Because we trained GPT on code, it means we’ve trained it on billions of individual micro-logical predicate sequences, so it “knows” logic by thinking in code.

The consensus is that LLMs are trained on language, so all it can do is predict tokens. And human language strings are not “correctness-checked” - false strings are as likely as true ones.

But this is not the case with code.
Presumably most code used for training is not incorrect, it is forced to adhere to correct logical rules and generally upholds the semantic intention of its stated purpose.
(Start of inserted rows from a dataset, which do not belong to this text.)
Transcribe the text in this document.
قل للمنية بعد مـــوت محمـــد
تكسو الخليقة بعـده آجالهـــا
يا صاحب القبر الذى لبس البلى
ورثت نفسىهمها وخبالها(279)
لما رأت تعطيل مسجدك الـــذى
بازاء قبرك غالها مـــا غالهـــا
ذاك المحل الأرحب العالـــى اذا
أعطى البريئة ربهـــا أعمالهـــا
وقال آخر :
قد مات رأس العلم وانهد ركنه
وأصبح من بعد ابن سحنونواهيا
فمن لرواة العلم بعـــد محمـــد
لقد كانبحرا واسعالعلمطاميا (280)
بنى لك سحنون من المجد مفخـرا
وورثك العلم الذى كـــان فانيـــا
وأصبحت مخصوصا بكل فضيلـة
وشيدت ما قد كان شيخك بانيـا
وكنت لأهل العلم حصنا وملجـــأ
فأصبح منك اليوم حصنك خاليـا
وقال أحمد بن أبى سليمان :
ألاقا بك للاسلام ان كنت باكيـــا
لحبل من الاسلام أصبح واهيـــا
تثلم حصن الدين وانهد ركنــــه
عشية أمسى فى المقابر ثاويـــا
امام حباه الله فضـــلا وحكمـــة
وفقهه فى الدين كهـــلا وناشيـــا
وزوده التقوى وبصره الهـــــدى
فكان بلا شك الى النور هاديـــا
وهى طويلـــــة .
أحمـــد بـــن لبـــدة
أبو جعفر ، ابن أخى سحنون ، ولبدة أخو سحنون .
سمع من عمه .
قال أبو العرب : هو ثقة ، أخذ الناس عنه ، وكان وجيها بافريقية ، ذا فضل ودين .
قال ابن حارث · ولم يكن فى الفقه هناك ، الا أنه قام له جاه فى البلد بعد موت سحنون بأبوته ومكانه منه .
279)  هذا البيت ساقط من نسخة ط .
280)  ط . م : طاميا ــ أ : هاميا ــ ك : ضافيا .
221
(Hard to say this concisely but hopefully you get what I mean)
That means the code corpus reflects a much larger set of token sequences that also reflect a logical truth rather than just “this is what a sequence of words would be in natural language” (which can sometimes still be false qua reality).
This MIGHT be a crucial bridge pointing the way towards training LLMs to reflect better truth/false distinction (hence reasoning), perhaps by linking natural language to forcing it to write code that expresses (or checks) what it is claiming.
That is, we MAY not need a radically different architecture to achieve effective reasoning.
(warning: extremely limited scope of implication in this particular test)
(I was NOT able to achieve any similar result with "think step-by-step" prompting or anything similar. Also, note this is GPT3.5)
(GPT4 just gets it right - see below. I was using GPT3.5 specifically to make it easier to find an example it failed on, and which could be "described" in code)
Here is a clean run where I ask it the original question and prompt it with a "are you sure? Step through your reasoning step-by-step."

It doesn't get it right.
Then I made it write a program. It still got it wrong, but when I asked it the same "Are you sure? Step through your program step-by-step" it got it right:
Note: all of this is still only very weakly suggestive of the hypothesis raised in this thread.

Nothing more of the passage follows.